After a very long series of flights and delays, my wife and I arrived at the show on Thursday afternoon. In traditional African style, the show did start late, so I didn't miss much. Exhibiting at the show were around 40 vendors, with a mix of rough, cut and minerals. My main interest was of course the rough stones. Overall, I'd say that the initial asking prices for most stones was about double what I had just paid in Tucson back in Feb 2012. As the show developed it seems expectations lowered and prices started coming down.
Most dealers were initially interested in selling entire large parcels, which were clearly out of my range. The first day I did pick up some pieces of Tanzanite.
One of the highlights of the show was the dinners in back of the hotels. The AIGJMF had set up beautiful tents and had arranged for a variety of entertainment each night. On the first night were a very entertaining performances of traditional African dances and music.
What proved to be very fun for us was seeing so many familiar faces from other shows. We ended up having dinner the first night with Steve from New Era Gems, Bill Larson and his son from Pala Internationa and Steve Avery a gem cutter. The next night we had dinner with David Pearl of East African Gems and Arnold Silverberg and his wife from AJSGEMS in Bangkok.
Both food and drinks were provided complimentary for those attending the show. The organizers really worked hard to put on a first class show. The only down side really was the very high prices being asked for by those exhibiting.
It was nice to meet up again with Roger Dery and of course my friend in Tanzania Jamal Mbarak.
The Mount Meru Hotel in Arusha was the site of the gem show, and also the hotel we stayed in. A beautiful hotel by any standards, with excellent service and accommodations. A little bit outside the city, but a perfect place for an event such as this.
Friday morning I did buy some more Tanzanite at the show along with some Tsavorite garnet and Winza Ruby/Sapphire. In the afternoon I went back to the office of a friend Jamal in the city of Arusha. Jamal had some very nice natural blue Tanzanite, Umba Sapphire, and some interesting Zircon from Mozambique. The zircon was a nice light pink/lavender color that I think will cut very nice stones. We spent the afternoon with Jamal as he brought in some miners to show us their goods.
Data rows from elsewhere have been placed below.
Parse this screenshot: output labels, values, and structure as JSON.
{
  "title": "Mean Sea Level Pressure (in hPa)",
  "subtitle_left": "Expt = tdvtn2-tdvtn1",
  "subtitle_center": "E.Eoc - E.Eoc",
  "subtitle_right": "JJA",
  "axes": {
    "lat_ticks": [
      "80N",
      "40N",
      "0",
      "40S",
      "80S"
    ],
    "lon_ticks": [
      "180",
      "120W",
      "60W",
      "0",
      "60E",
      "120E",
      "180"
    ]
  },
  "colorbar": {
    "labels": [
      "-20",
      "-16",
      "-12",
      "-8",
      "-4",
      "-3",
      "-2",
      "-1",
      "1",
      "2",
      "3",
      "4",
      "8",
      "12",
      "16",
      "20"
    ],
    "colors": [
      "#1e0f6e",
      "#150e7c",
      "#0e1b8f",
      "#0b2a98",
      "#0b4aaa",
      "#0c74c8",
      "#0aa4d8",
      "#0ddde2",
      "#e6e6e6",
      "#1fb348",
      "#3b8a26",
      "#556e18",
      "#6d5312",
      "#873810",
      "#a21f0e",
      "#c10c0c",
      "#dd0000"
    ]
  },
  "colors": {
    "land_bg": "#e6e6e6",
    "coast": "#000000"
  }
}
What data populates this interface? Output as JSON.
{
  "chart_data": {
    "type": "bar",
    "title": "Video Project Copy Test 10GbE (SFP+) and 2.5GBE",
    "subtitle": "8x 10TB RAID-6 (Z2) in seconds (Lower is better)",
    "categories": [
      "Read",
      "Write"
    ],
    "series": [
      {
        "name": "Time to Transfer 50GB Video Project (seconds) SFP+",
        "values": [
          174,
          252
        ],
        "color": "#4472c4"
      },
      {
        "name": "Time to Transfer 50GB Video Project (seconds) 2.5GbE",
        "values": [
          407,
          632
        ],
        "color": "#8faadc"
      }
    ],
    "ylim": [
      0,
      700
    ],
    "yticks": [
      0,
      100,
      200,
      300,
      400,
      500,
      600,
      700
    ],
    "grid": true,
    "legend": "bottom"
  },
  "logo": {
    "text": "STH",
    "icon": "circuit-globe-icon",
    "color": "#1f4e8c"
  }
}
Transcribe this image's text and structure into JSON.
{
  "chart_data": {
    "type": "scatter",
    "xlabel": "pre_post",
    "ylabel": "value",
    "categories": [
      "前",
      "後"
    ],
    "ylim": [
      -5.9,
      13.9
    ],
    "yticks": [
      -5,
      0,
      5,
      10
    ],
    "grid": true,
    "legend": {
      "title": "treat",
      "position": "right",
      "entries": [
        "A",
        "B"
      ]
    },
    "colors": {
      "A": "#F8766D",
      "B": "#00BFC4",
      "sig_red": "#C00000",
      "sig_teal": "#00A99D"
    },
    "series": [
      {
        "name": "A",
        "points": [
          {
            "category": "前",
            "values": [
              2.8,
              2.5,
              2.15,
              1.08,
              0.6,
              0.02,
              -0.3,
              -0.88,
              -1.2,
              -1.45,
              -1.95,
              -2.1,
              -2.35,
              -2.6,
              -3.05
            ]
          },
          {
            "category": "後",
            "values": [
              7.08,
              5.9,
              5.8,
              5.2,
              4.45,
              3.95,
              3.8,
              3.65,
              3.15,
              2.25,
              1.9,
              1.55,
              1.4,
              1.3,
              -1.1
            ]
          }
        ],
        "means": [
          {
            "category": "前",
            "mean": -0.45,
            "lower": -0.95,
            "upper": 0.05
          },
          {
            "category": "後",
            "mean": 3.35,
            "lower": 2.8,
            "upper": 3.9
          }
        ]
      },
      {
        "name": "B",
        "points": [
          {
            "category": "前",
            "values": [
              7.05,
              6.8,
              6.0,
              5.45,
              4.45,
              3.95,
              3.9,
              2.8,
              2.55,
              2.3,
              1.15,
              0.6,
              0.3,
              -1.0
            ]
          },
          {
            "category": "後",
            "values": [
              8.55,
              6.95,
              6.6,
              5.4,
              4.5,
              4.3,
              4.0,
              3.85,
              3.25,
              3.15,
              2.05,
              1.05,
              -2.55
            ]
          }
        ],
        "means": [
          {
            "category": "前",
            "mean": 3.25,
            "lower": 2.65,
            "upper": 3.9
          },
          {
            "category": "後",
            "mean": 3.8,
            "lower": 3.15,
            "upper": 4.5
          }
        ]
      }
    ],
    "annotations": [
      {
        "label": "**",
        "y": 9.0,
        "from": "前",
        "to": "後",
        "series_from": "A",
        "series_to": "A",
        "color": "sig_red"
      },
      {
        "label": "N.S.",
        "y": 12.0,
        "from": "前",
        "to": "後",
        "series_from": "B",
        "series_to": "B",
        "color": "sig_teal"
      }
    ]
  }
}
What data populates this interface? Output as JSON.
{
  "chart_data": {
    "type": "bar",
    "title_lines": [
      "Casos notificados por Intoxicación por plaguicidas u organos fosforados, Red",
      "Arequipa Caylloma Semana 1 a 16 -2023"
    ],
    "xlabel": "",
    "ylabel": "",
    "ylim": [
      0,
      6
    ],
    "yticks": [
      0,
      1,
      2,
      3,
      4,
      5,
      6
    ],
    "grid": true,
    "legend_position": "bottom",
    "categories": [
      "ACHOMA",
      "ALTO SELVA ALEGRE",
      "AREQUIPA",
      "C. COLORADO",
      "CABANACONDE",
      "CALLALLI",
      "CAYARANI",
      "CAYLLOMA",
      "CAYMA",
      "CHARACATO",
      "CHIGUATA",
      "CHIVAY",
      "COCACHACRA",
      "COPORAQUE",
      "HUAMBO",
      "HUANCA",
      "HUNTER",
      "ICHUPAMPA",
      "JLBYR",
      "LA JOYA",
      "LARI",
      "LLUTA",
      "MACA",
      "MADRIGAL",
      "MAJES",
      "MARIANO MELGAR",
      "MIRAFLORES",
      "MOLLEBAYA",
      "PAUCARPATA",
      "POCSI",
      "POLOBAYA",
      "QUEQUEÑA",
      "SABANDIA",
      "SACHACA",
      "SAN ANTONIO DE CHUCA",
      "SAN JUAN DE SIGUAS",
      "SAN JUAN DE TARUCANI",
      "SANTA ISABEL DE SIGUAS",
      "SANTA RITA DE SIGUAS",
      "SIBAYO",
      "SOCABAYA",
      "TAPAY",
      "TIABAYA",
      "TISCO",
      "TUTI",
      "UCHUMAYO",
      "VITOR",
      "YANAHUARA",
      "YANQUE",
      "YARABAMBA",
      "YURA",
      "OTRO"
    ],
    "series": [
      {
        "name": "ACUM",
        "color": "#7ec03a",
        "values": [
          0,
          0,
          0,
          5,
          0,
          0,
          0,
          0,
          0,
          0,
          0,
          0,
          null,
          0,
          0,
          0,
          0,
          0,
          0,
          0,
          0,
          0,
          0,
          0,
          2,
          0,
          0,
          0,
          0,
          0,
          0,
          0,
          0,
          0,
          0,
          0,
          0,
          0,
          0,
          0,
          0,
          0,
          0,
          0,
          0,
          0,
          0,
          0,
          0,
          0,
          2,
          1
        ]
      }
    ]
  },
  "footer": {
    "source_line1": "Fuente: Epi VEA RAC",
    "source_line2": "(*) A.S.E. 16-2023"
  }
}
Sunday after the show, they had arranged for a number of mine tours. We elected to go to the green garnet (tsavorite) mine in Lemshuko. The mine is about a 2.5 to 3 hour rough drive outside of Arusha. Once we got about halfway we were joined by a few armed guards in a Toyota Pickup. This mine was run by Eric and Mark Saul a few years ago, the current group mining is working in tunnels rather than open pit as it was done by Swala.
This is some of the open pit mining area previously worked.
Currently the miners are working a tunnel that is 150 meters long into the side of one of the hills. The photos below show the start of the mine, and what was pulled out the past week.
As the rock is chipped away from the tunnel it is hauled out in sacks, then examined for any gem material outside the mine.
The picture above represents about a weeks worth of work. Not much gem material here, actually only one stone that could be faceted. I asked the guy running the mine how often they find a facet grade stone, and he told me about every 2 or 3 weeks
This was the only facet grade stone found from the work from the previous week. The stone had several large fractures and would need to be cut into 3 or 4 small stones.
The small village above was located near the mine site.
We spent a few hours at this shopping center in town. All locally made artwork and trinkets. I think prices were adjusted based on the customer.
The man above, is actually a pretty famous wood carver, who carves mostly in ebony wood. He actually had a photo in his shop with Bill Clinton who had purchased one of his pieces. We ended buying several of his carvings, including a rather large bust, that was a real chore getting home on the plane.
We stopped at a barbecue place along the road and bought some meat. No idea what it was, could have been anything from the bush, had it cooked up and brought it back for the dogs. The local guys must have thought we were crazy buying meat to feed the dogs. The poor things were starved and ate it down in a nano second.